New studies have confirmed that loneliness can be very bad for health.
Kathy LaTour is a breast cancer survivor, author of The Breast Cancer Companion and co-founder of CURE magazine. While cancer did not take her life, she has given it willingly to educate, empower and enlighten the newly diagnosed and those who care for them.
The idea that loneliness is connected to living longer and being healthier has been on my mind a bit lately. Part of it is that my daughter moved back to New York City last week, which left me and the two dogs alone in the house. With everything I have to do, I was surprised that I had moments of loneliness.
Then I realized that Kirtley moving back to the city she loved was only a small portion of my feelings. I saw her little when she was living with me, and as busy as I am with projects, writing, church and friends, my days are full. But I am retired now and no longer have 60 college students to keep me connected to feeling needed. Research showed me that I am part of a growing segment of society, women who no longer move from parenting to grandparenting.

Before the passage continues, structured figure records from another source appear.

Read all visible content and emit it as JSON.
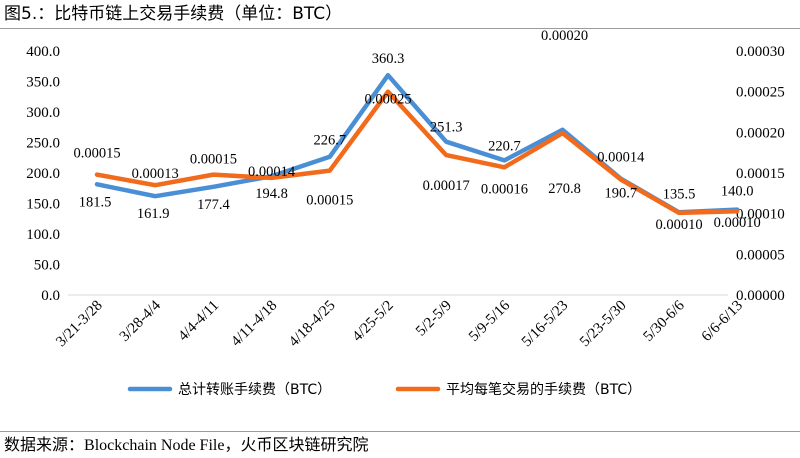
{
  "figure": {
    "title": "图5.：比特币链上交易手续费（单位：BTC）",
    "source_label": "数据来源：",
    "source_latin": "Blockchain Node File",
    "source_sep": "，",
    "source_cn": "火币区块链研究院"
  },
  "chart_data": {
    "type": "line",
    "title": "",
    "categories": [
      "3/21-3/28",
      "3/28-4/4",
      "4/4-4/11",
      "4/11-4/18",
      "4/18-4/25",
      "4/25-5/2",
      "5/2-5/9",
      "5/9-5/16",
      "5/16-5/23",
      "5/23-5/30",
      "5/30-6/6",
      "6/6-6/13"
    ],
    "series": [
      {
        "name": "总计转账手续费（BTC）",
        "axis": "left",
        "color": "#4a8fd6",
        "values": [
          181.5,
          161.9,
          177.4,
          194.8,
          226.7,
          360.3,
          251.3,
          220.7,
          270.8,
          190.7,
          135.5,
          140.0
        ],
        "labels": [
          "181.5",
          "161.9",
          "177.4",
          "194.8",
          "226.7",
          "360.3",
          "251.3",
          "220.7",
          "270.8",
          "190.7",
          "135.5",
          "140.0"
        ]
      },
      {
        "name": "平均每笔交易的手续费（BTC）",
        "axis": "right",
        "color": "#f26a1b",
        "values": [
          0.000148,
          0.000135,
          0.000148,
          0.000144,
          0.000153,
          0.00025,
          0.000172,
          0.000157,
          0.000199,
          0.000142,
          0.000101,
          0.000103
        ],
        "labels": [
          "0.00015",
          "0.00013",
          "0.00015",
          "0.00014",
          "0.00015",
          "0.00025",
          "0.00017",
          "0.00016",
          "0.00020",
          "0.00014",
          "0.00010",
          "0.00010"
        ]
      }
    ],
    "y_left": {
      "min": 0,
      "max": 400,
      "ticks": [
        "0.0",
        "50.0",
        "100.0",
        "150.0",
        "200.0",
        "250.0",
        "300.0",
        "350.0",
        "400.0"
      ]
    },
    "y_right": {
      "min": 0,
      "max": 0.0003,
      "ticks": [
        "0.00000",
        "0.00005",
        "0.00010",
        "0.00015",
        "0.00020",
        "0.00025",
        "0.00030"
      ]
    },
    "grid": false,
    "legend_position": "bottom"
  }
}
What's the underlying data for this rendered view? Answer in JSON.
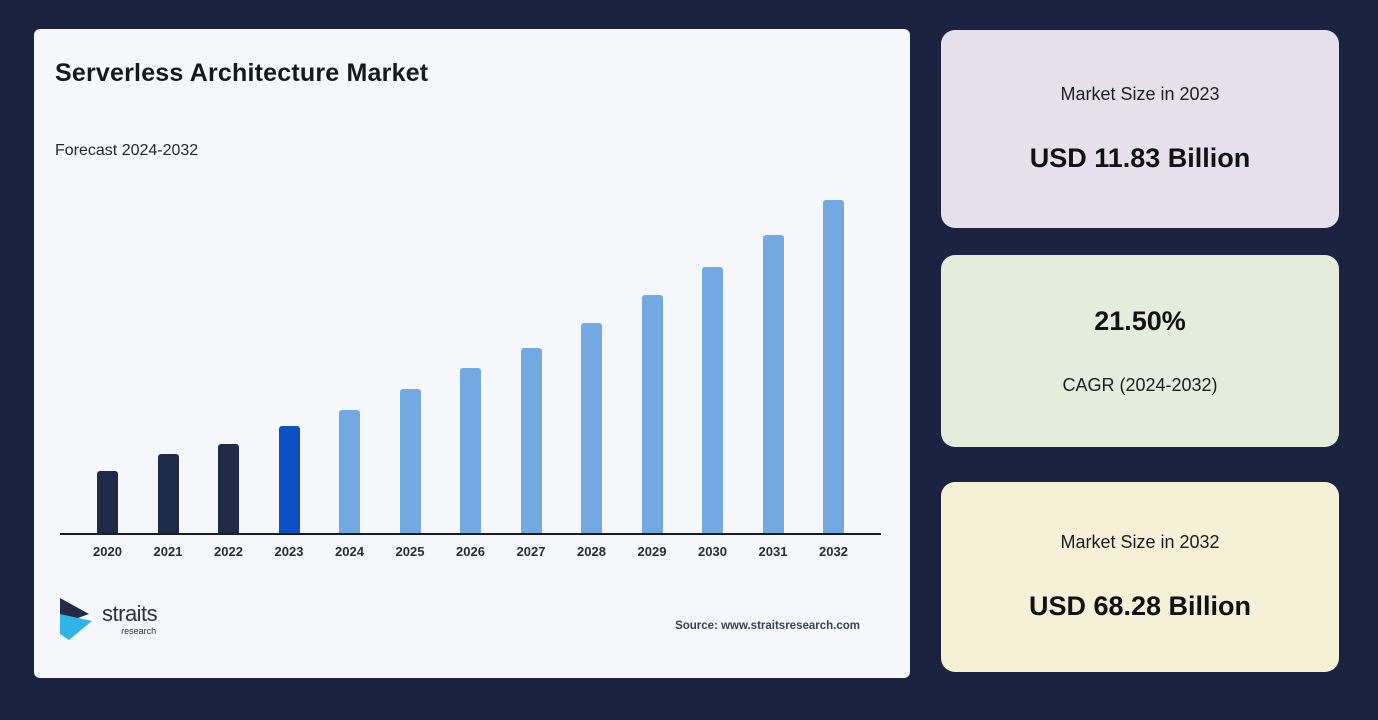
{
  "page": {
    "background": "#1a2340"
  },
  "chart_data": {
    "type": "bar",
    "title": "Serverless Architecture Market",
    "subtitle": "Forecast 2024-2032",
    "source": "Source: www.straitsresearch.com",
    "categories": [
      "2020",
      "2021",
      "2022",
      "2023",
      "2024",
      "2025",
      "2026",
      "2027",
      "2028",
      "2029",
      "2030",
      "2031",
      "2032"
    ],
    "series": [
      {
        "name": "Market size (relative bar height, no y-axis labels shown)",
        "values": [
          62,
          79,
          89,
          107,
          123,
          144,
          165,
          185,
          210,
          238,
          266,
          298,
          333
        ]
      }
    ],
    "roles": [
      "historical",
      "historical",
      "historical",
      "base-year",
      "forecast",
      "forecast",
      "forecast",
      "forecast",
      "forecast",
      "forecast",
      "forecast",
      "forecast",
      "forecast"
    ],
    "colors": {
      "historical": "#1e2a47",
      "base-year": "#0c50c4",
      "forecast": "#73a9e3"
    },
    "annotations": {
      "market_size_2023": "USD 11.83 Billion",
      "market_size_2032": "USD 68.28 Billion",
      "cagr_2024_2032": "21.50%"
    },
    "xlabel": "",
    "ylabel": "",
    "grid": false,
    "legend": false
  },
  "logo": {
    "name": "straits",
    "subtext": "research",
    "icon_navy": "#222a44",
    "icon_cyan": "#2fb3e8"
  },
  "stats": {
    "cards": [
      {
        "label": "Market Size in 2023",
        "value": "USD 11.83 Billion",
        "background": "#e5e0ec"
      },
      {
        "label": "CAGR (2024-2032)",
        "value": "21.50%",
        "background": "#e4ecdb"
      },
      {
        "label": "Market Size in 2032",
        "value": "USD 68.28 Billion",
        "background": "#f6f0d6"
      }
    ]
  }
}
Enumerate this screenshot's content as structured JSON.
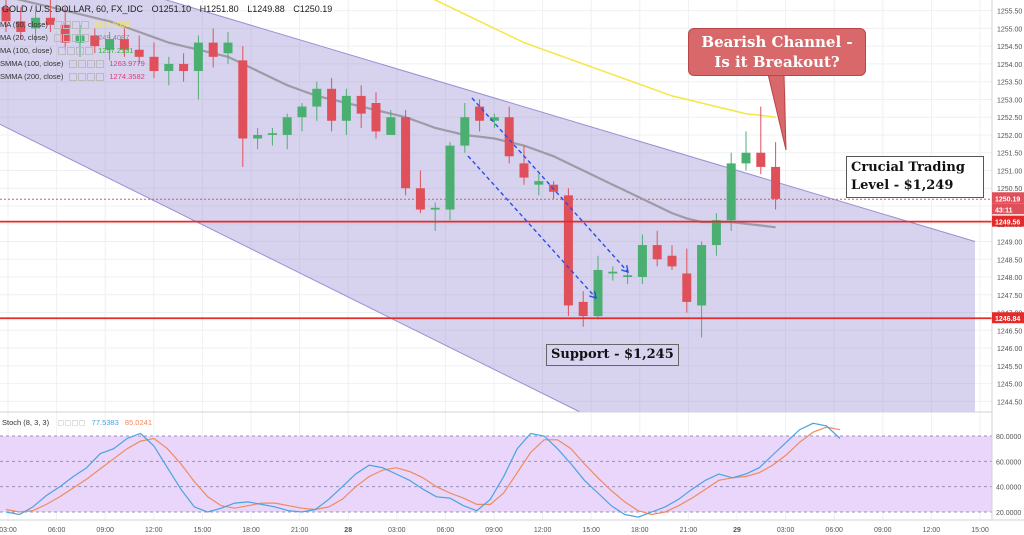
{
  "header": {
    "symbol": "GOLD / U.S. DOLLAR, 60, FX_IDC",
    "open": "O1251.10",
    "high": "H1251.80",
    "low": "L1249.88",
    "close": "C1250.19"
  },
  "indicators": [
    {
      "label": "MA (50, close)",
      "value": "1252.5063",
      "color": "#f5e642"
    },
    {
      "label": "MA (20, close)",
      "value": "1249.4087",
      "color": "#888888"
    },
    {
      "label": "MA (100, close)",
      "value": "1257.2131",
      "color": "#2eb82e"
    },
    {
      "label": "SMMA (100, close)",
      "value": "1263.9779",
      "color": "#e03a7a"
    },
    {
      "label": "SMMA (200, close)",
      "value": "1274.3582",
      "color": "#e03a7a"
    }
  ],
  "stoch": {
    "label": "Stoch (8, 3, 3)",
    "k_value": "77.5383",
    "d_value": "85.0241",
    "k_color": "#4aa3df",
    "d_color": "#f08a60"
  },
  "annotations": {
    "channel_callout": "Bearish Channel - Is it Breakout?",
    "crucial_level": "Crucial Trading Level - $1,249",
    "support": "Support - $1,245"
  },
  "price_axis": {
    "ticks": [
      "1255.50",
      "1255.00",
      "1254.50",
      "1254.00",
      "1253.50",
      "1253.00",
      "1252.50",
      "1252.00",
      "1251.50",
      "1251.00",
      "1250.50",
      "1250.00",
      "1249.50",
      "1249.00",
      "1248.50",
      "1248.00",
      "1247.50",
      "1247.00",
      "1246.50",
      "1246.00",
      "1245.50",
      "1245.00",
      "1244.50"
    ],
    "current_price_tag": "1250.19",
    "countdown_tag": "43:11",
    "resistance_tag": "1249.56",
    "support_tag": "1246.84"
  },
  "stoch_axis": {
    "ticks": [
      "80.0000",
      "60.0000",
      "40.0000",
      "20.0000"
    ]
  },
  "time_axis": {
    "ticks": [
      "03:00",
      "06:00",
      "09:00",
      "12:00",
      "15:00",
      "18:00",
      "21:00",
      "28",
      "03:00",
      "06:00",
      "09:00",
      "12:00",
      "15:00",
      "18:00",
      "21:00",
      "29",
      "03:00",
      "06:00",
      "09:00",
      "12:00",
      "15:00"
    ]
  },
  "chart_data": {
    "type": "candlestick",
    "y_range": [
      1244.2,
      1255.8
    ],
    "candles": [
      {
        "o": 1255.6,
        "h": 1256.0,
        "l": 1254.9,
        "c": 1255.2
      },
      {
        "o": 1255.2,
        "h": 1255.6,
        "l": 1254.7,
        "c": 1254.9
      },
      {
        "o": 1255.0,
        "h": 1255.5,
        "l": 1254.6,
        "c": 1255.3
      },
      {
        "o": 1255.3,
        "h": 1255.8,
        "l": 1254.9,
        "c": 1255.1
      },
      {
        "o": 1255.1,
        "h": 1255.6,
        "l": 1254.4,
        "c": 1254.6
      },
      {
        "o": 1254.6,
        "h": 1255.1,
        "l": 1254.2,
        "c": 1254.8
      },
      {
        "o": 1254.8,
        "h": 1255.0,
        "l": 1254.3,
        "c": 1254.5
      },
      {
        "o": 1254.4,
        "h": 1254.9,
        "l": 1254.1,
        "c": 1254.7
      },
      {
        "o": 1254.7,
        "h": 1255.0,
        "l": 1254.2,
        "c": 1254.4
      },
      {
        "o": 1254.4,
        "h": 1254.8,
        "l": 1254.0,
        "c": 1254.2
      },
      {
        "o": 1254.2,
        "h": 1254.6,
        "l": 1253.6,
        "c": 1253.8
      },
      {
        "o": 1253.8,
        "h": 1254.2,
        "l": 1253.4,
        "c": 1254.0
      },
      {
        "o": 1254.0,
        "h": 1254.3,
        "l": 1253.5,
        "c": 1253.8
      },
      {
        "o": 1253.8,
        "h": 1254.8,
        "l": 1253.0,
        "c": 1254.6
      },
      {
        "o": 1254.6,
        "h": 1255.0,
        "l": 1253.9,
        "c": 1254.2
      },
      {
        "o": 1254.3,
        "h": 1254.9,
        "l": 1254.0,
        "c": 1254.6
      },
      {
        "o": 1254.1,
        "h": 1254.5,
        "l": 1251.1,
        "c": 1251.9
      },
      {
        "o": 1251.9,
        "h": 1252.2,
        "l": 1251.6,
        "c": 1252.0
      },
      {
        "o": 1252.0,
        "h": 1252.2,
        "l": 1251.7,
        "c": 1252.05
      },
      {
        "o": 1252.0,
        "h": 1252.6,
        "l": 1251.6,
        "c": 1252.5
      },
      {
        "o": 1252.5,
        "h": 1252.9,
        "l": 1252.1,
        "c": 1252.8
      },
      {
        "o": 1252.8,
        "h": 1253.5,
        "l": 1252.4,
        "c": 1253.3
      },
      {
        "o": 1253.3,
        "h": 1253.6,
        "l": 1252.1,
        "c": 1252.4
      },
      {
        "o": 1252.4,
        "h": 1253.3,
        "l": 1252.0,
        "c": 1253.1
      },
      {
        "o": 1253.1,
        "h": 1253.4,
        "l": 1252.2,
        "c": 1252.6
      },
      {
        "o": 1252.9,
        "h": 1253.2,
        "l": 1251.9,
        "c": 1252.1
      },
      {
        "o": 1252.0,
        "h": 1252.7,
        "l": 1252.0,
        "c": 1252.5
      },
      {
        "o": 1252.5,
        "h": 1252.7,
        "l": 1250.3,
        "c": 1250.5
      },
      {
        "o": 1250.5,
        "h": 1251.0,
        "l": 1249.8,
        "c": 1249.9
      },
      {
        "o": 1249.9,
        "h": 1250.1,
        "l": 1249.3,
        "c": 1249.95
      },
      {
        "o": 1249.9,
        "h": 1251.8,
        "l": 1249.6,
        "c": 1251.7
      },
      {
        "o": 1251.7,
        "h": 1252.9,
        "l": 1251.5,
        "c": 1252.5
      },
      {
        "o": 1252.8,
        "h": 1253.0,
        "l": 1252.1,
        "c": 1252.4
      },
      {
        "o": 1252.4,
        "h": 1252.6,
        "l": 1252.2,
        "c": 1252.5
      },
      {
        "o": 1252.5,
        "h": 1252.8,
        "l": 1251.2,
        "c": 1251.4
      },
      {
        "o": 1251.2,
        "h": 1251.7,
        "l": 1250.6,
        "c": 1250.8
      },
      {
        "o": 1250.6,
        "h": 1250.9,
        "l": 1250.3,
        "c": 1250.7
      },
      {
        "o": 1250.6,
        "h": 1250.7,
        "l": 1250.2,
        "c": 1250.4
      },
      {
        "o": 1250.3,
        "h": 1250.5,
        "l": 1246.9,
        "c": 1247.2
      },
      {
        "o": 1247.3,
        "h": 1247.6,
        "l": 1246.6,
        "c": 1246.9
      },
      {
        "o": 1246.9,
        "h": 1248.6,
        "l": 1246.8,
        "c": 1248.2
      },
      {
        "o": 1248.1,
        "h": 1248.3,
        "l": 1247.9,
        "c": 1248.15
      },
      {
        "o": 1248.0,
        "h": 1248.2,
        "l": 1247.8,
        "c": 1248.05
      },
      {
        "o": 1248.0,
        "h": 1249.2,
        "l": 1247.8,
        "c": 1248.9
      },
      {
        "o": 1248.9,
        "h": 1249.3,
        "l": 1248.3,
        "c": 1248.5
      },
      {
        "o": 1248.6,
        "h": 1248.9,
        "l": 1248.2,
        "c": 1248.3
      },
      {
        "o": 1248.1,
        "h": 1248.8,
        "l": 1247.0,
        "c": 1247.3
      },
      {
        "o": 1247.2,
        "h": 1249.0,
        "l": 1246.3,
        "c": 1248.9
      },
      {
        "o": 1248.9,
        "h": 1249.8,
        "l": 1248.6,
        "c": 1249.6
      },
      {
        "o": 1249.6,
        "h": 1251.5,
        "l": 1249.3,
        "c": 1251.2
      },
      {
        "o": 1251.2,
        "h": 1252.1,
        "l": 1251.0,
        "c": 1251.5
      },
      {
        "o": 1251.5,
        "h": 1252.8,
        "l": 1250.9,
        "c": 1251.1
      },
      {
        "o": 1251.1,
        "h": 1251.8,
        "l": 1249.9,
        "c": 1250.2
      }
    ],
    "moving_average_20": [
      1255.9,
      1255.8,
      1255.7,
      1255.6,
      1255.5,
      1255.4,
      1255.3,
      1255.2,
      1255.05,
      1254.9,
      1254.75,
      1254.6,
      1254.5,
      1254.4,
      1254.3,
      1254.2,
      1254.0,
      1253.8,
      1253.6,
      1253.4,
      1253.25,
      1253.1,
      1253.0,
      1252.9,
      1252.8,
      1252.7,
      1252.6,
      1252.5,
      1252.35,
      1252.2,
      1252.1,
      1252.0,
      1251.95,
      1251.9,
      1251.8,
      1251.7,
      1251.55,
      1251.4,
      1251.2,
      1251.0,
      1250.8,
      1250.6,
      1250.4,
      1250.2,
      1250.0,
      1249.8,
      1249.65,
      1249.55,
      1249.55,
      1249.55,
      1249.5,
      1249.45,
      1249.4
    ],
    "moving_average_50": [
      1258.9,
      1258.7,
      1258.4,
      1258.1,
      1257.8,
      1257.5,
      1257.2,
      1256.9,
      1256.6,
      1256.3,
      1256.0,
      1255.8,
      1255.6,
      1255.4,
      1255.2,
      1255.0,
      1254.8,
      1254.6,
      1254.45,
      1254.3,
      1254.15,
      1254.0,
      1253.85,
      1253.7,
      1253.55,
      1253.4,
      1253.25,
      1253.1,
      1253.0,
      1252.9,
      1252.8,
      1252.7,
      1252.6,
      1252.55,
      1252.5
    ],
    "resistance_level": 1249.56,
    "support_level": 1246.84,
    "current_price": 1250.19,
    "channel": {
      "upper_start": 1257.2,
      "upper_end": 1249.0,
      "lower_start": 1252.3,
      "lower_end": 1244.2
    },
    "stochastic": {
      "k": [
        20,
        18,
        24,
        33,
        40,
        48,
        55,
        66,
        70,
        78,
        82,
        72,
        55,
        38,
        24,
        20,
        23,
        27,
        28,
        26,
        24,
        21,
        20,
        22,
        30,
        40,
        50,
        57,
        55,
        50,
        45,
        38,
        32,
        31,
        25,
        21,
        30,
        48,
        70,
        82,
        80,
        70,
        58,
        45,
        35,
        25,
        18,
        16,
        20,
        24,
        30,
        38,
        45,
        50,
        47,
        50,
        55,
        65,
        75,
        85,
        90,
        88,
        78
      ],
      "d": [
        22,
        20,
        21,
        26,
        32,
        39,
        46,
        54,
        62,
        70,
        76,
        78,
        70,
        58,
        44,
        32,
        25,
        23,
        25,
        27,
        27,
        25,
        23,
        22,
        24,
        30,
        40,
        48,
        53,
        55,
        52,
        47,
        40,
        35,
        31,
        26,
        26,
        35,
        51,
        67,
        77,
        77,
        70,
        58,
        47,
        37,
        28,
        21,
        18,
        20,
        25,
        31,
        38,
        45,
        47,
        48,
        51,
        57,
        65,
        75,
        83,
        87,
        85
      ]
    }
  }
}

The challenge is that research is supporting a 2015 study that shows that the physical effects of loneliness are similar to harm caused by obesity and as dangerous as heavy smoking. These findings come from a synthesis of studies on the topic and show that loneliness can increase the risk of premature death by around 30 percent.
For the general population this can lead to an unhealthy life and for cancer survivors this can be particularly dangerous since the body is fighting off a predator that looks for ways to regain a foothold.
was carried out by researchers from Brigham Young University in Provo, Utah, and published in the journal, Association for Psychological Science in 2015.
The researchers searched online for studies reporting numerical data on deaths affected by loneliness, social isolation or living alone. They then pooled all the studies to calculate the overall effect.
The literature search included relevant studies published between January 1980 and February 2014. These were identified using the online databases MEDLINE, CINAHL, PsycINFO, Social Work Abstracts. Loneliness and social isolation were defined objectively and subjectively:
Social isolation (objective) – pervasive lack of social contact or communication, participation in social activities, or having a confidant (example measure: Social Isolation Scale or Social Network Index)
Living alone (objective) – living alone versus living with others (example measure: answer to a yes/no question on living alone)
Loneliness (subjective) – feelings of isolation, disconnectedness and not belonging (example measure: University of California, Los Angeles Loneliness Scale)
The study analyzed 70 independent prospective studies containing more than 3.4 million participants followed for an average of seven years. Overall, the researchers found social isolation resulted in a higher likelihood of death, whether measured objectively or subjectively.
A more recent study
from Harvard has pinned down the connection more fully after discovering a link between loneliness and the levels of a blood clotting protein which can cause heart attacks and stroke. Social isolation is known to activate the fight or flight stress signal which increases levels of the protein fibrinogen in anticipation of injury and blood loss. Having no friends may be as deadly as smoking, researchers at Harvard University have suggested, after discovering a link between loneliness and the levels of a blood-clotting protein which can cause heart attacks and stroke.
Too much fibrinogen is bad for health, raising blood pressure and causing the build-up of fatty deposits in the arteries.
Harvard researchers compared levels of the blood-clotting protein with the numbers of friends and family in a person’s social network and found a striking correlation. As the number of social connections fell, the level of fibrinogen rose.
If this information leads you to think about your mom and dad and whether they have enough social interaction, you might want to also look at the young people in your house because of the issue of loneliness has been shown to be more of a problem in the 18 to 24 year olds. Other studies show that age extends to 35 for those at risk.
What all this says is that if you are lonely and dealing with cancer, find friends. Connect with those who care for you. One thing modern life has is multiple options to connect through meet ups, social groups. Oh, and another option I find very effective. A dog, or two. Animals know what you need and can dissipate loneliness very effectively.